Not to turn this into a PC debate, since obviously the term PC has been so mangled and practically unrecognizable these days, but let me offer a definition. From when I remember the term PC used a decade ago, it conformed to this idea:
“'marked by or adhering to a typically progressive orthodoxy on issues involving especially race, gender, sexual affinity, or ecology”
(More in-depth info here)
I would hardly call being sensitive at someone’s death “progressive orthodoxy,” but hey, it depends what hole one crawled out of. Typically, PC would be used when refering to, well, POLITICAL and social issues. For example, including more female and minority literature in school curricula, affirmative action, care towards the way one refers to marginalized groups, etc… The context always included issues of race, gender, sexual lifestyle or the environment (see above definition.) Political correctness almost always seemed to involve the tension of competing -isms.
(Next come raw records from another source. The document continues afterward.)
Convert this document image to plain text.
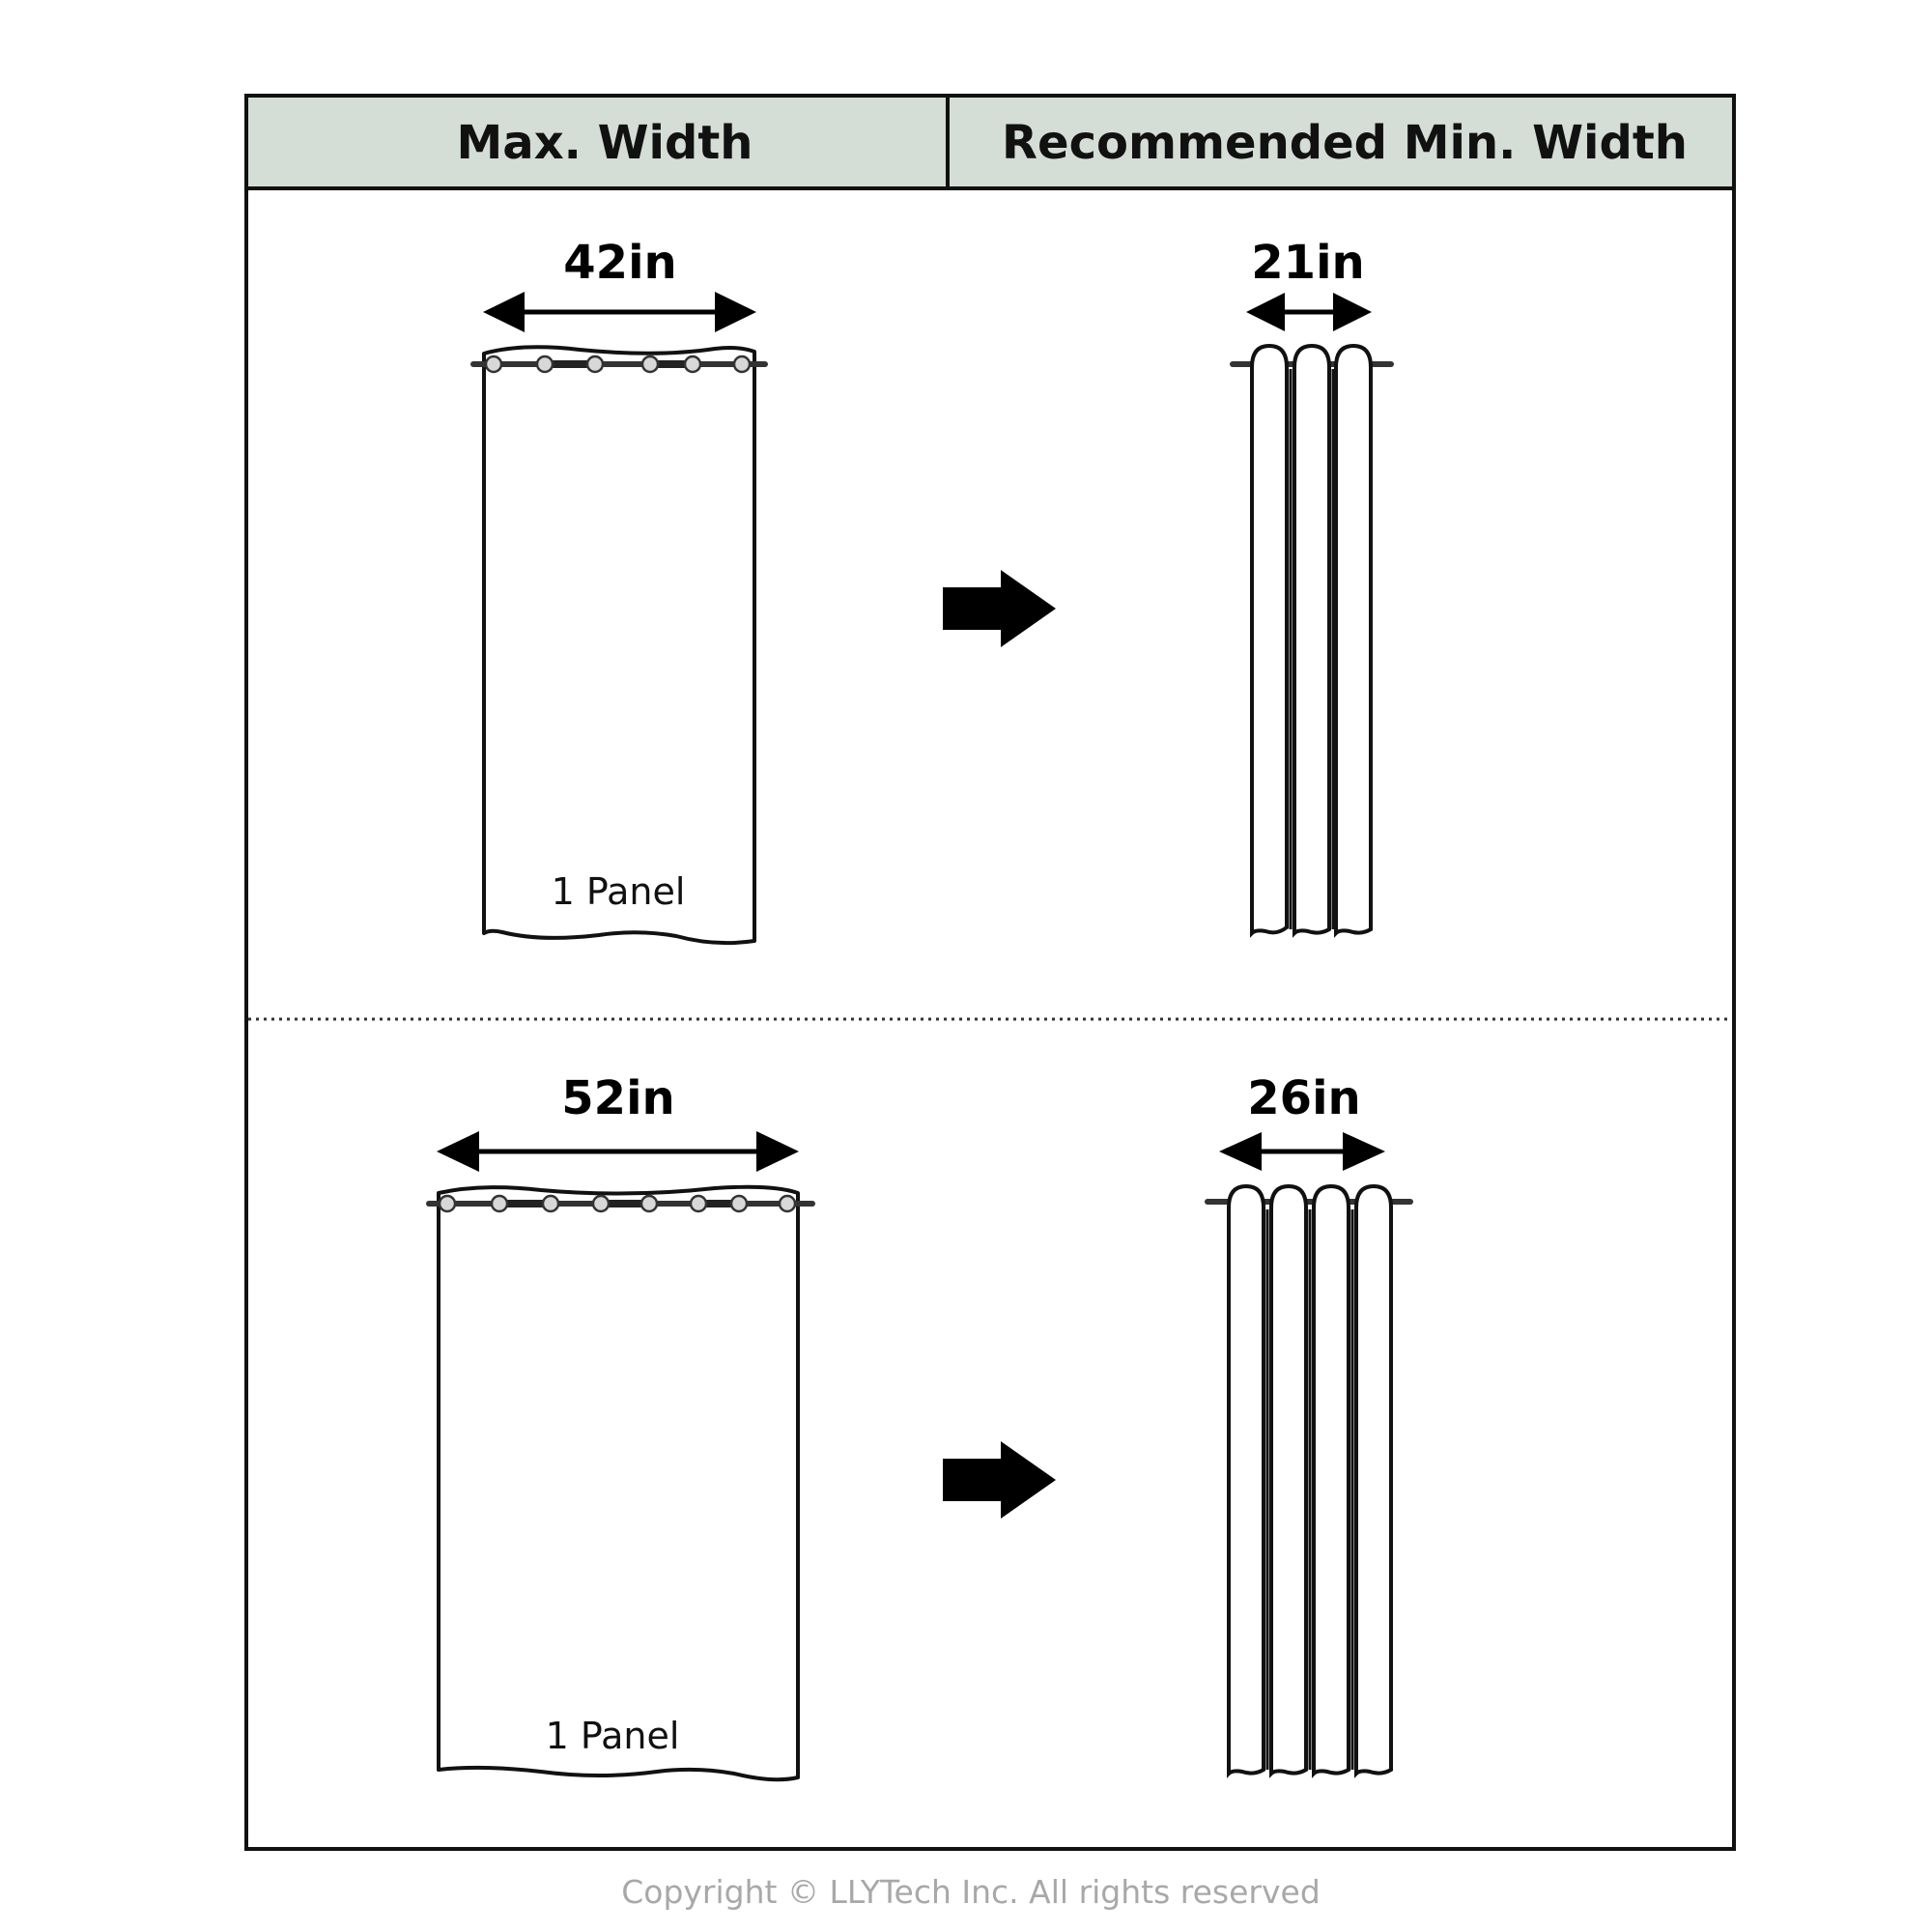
Max. Width	Recommended Min. Width
42in
1 Panel
21in
52in
1 Panel
26in
Copyright © LLYTech Inc. All rights reserved
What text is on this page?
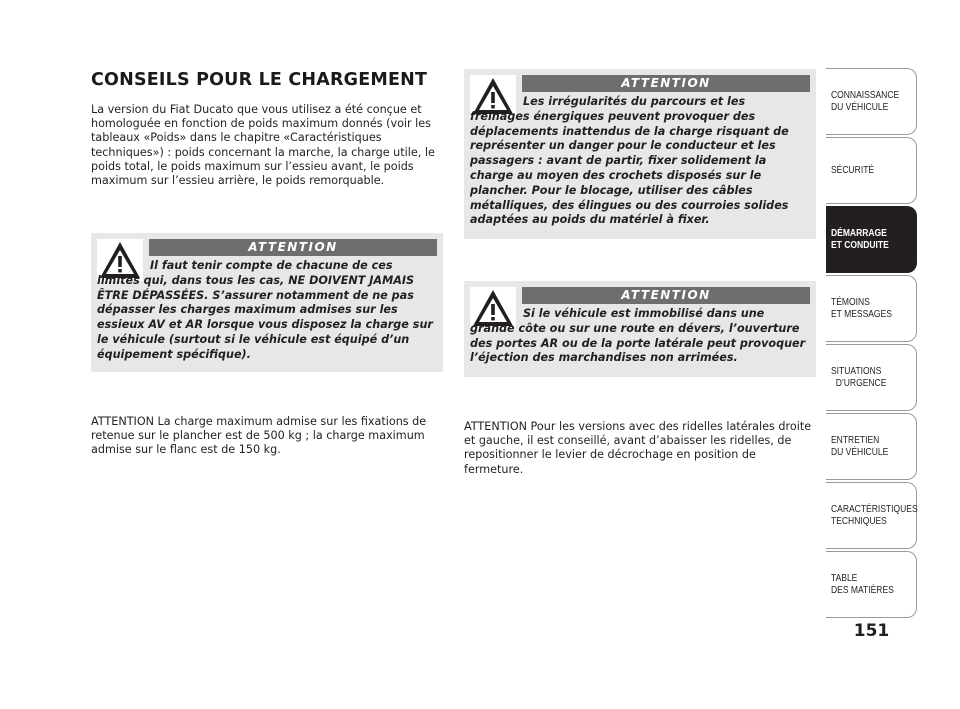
CONSEILS POUR LE CHARGEMENT

La version du Fiat Ducato que vous utilisez a été conçue et homologuée en fonction de poids maximum donnés (voir les tableaux «Poids» dans le chapitre «Caractéristiques techniques») : poids concernant la marche, la charge utile, le poids total, le poids maximum sur l’essieu avant, le poids maximum sur l’essieu arrière, le poids remorquable.

ATTENTION

Il faut tenir compte de chacune de ces limites qui, dans tous les cas, NE DOIVENT JAMAIS ÊTRE DÉPASSÉES. S’assurer notamment de ne pas dépasser les charges maximum admises sur les essieux AV et AR lorsque vous disposez la charge sur le véhicule (surtout si le véhicule est équipé d’un équipement spécifique).

ATTENTION La charge maximum admise sur les fixations de retenue sur le plancher est de 500 kg ; la charge maximum admise sur le flanc est de 150 kg.

ATTENTION

Les irrégularités du parcours et les freinages énergiques peuvent provoquer des déplacements inattendus de la charge risquant de représenter un danger pour le conducteur et les passagers : avant de partir, fixer solidement la charge au moyen des crochets disposés sur le plancher. Pour le blocage, utiliser des câbles métalliques, des élingues ou des courroies solides adaptées au poids du matériel à fixer.

ATTENTION

Si le véhicule est immobilisé dans une grande côte ou sur une route en dévers, l’ouverture des portes AR ou de la porte latérale peut provoquer l’éjection des marchandises non arrimées.

ATTENTION Pour les versions avec des ridelles latérales droite et gauche, il est conseillé, avant d’abaisser les ridelles, de repositionner le levier de décrochage en position de fermeture.

CONNAISSANCE
DU VÉHICULE
SÉCURITÉ
DÉMARRAGE
ET CONDUITE
TÉMOINS
ET MESSAGES
SITUATIONS
D’URGENCE
ENTRETIEN
DU VÉHICULE
CARACTÉRISTIQUES
TECHNIQUES
TABLE
DES MATIÈRES

151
For me PC has always meant this, and it pisses me off when people confuse it with common courtesy, since PC carries such negative linguistic baggage. Although I do think a lot of PC is good manners, good manners is not PC. Is punching your best friend in the face un-PC? Is not farting at the dinner table an example of liberal PC brainwashing? The prescript against being rude at someone’s death, as in the OP, is not a PC construct. Try Little Miss Manners, or just Plain Human Decency.
That said, I don’t think what her father said is that big of a deal. Yeah, it’s rude, it’s crass, it’s yadda yadda yadda, but, hell, this is how most people are. OK, from my subjective experience, that’s how most people are. It’s just a cynical statement, and leave it at that.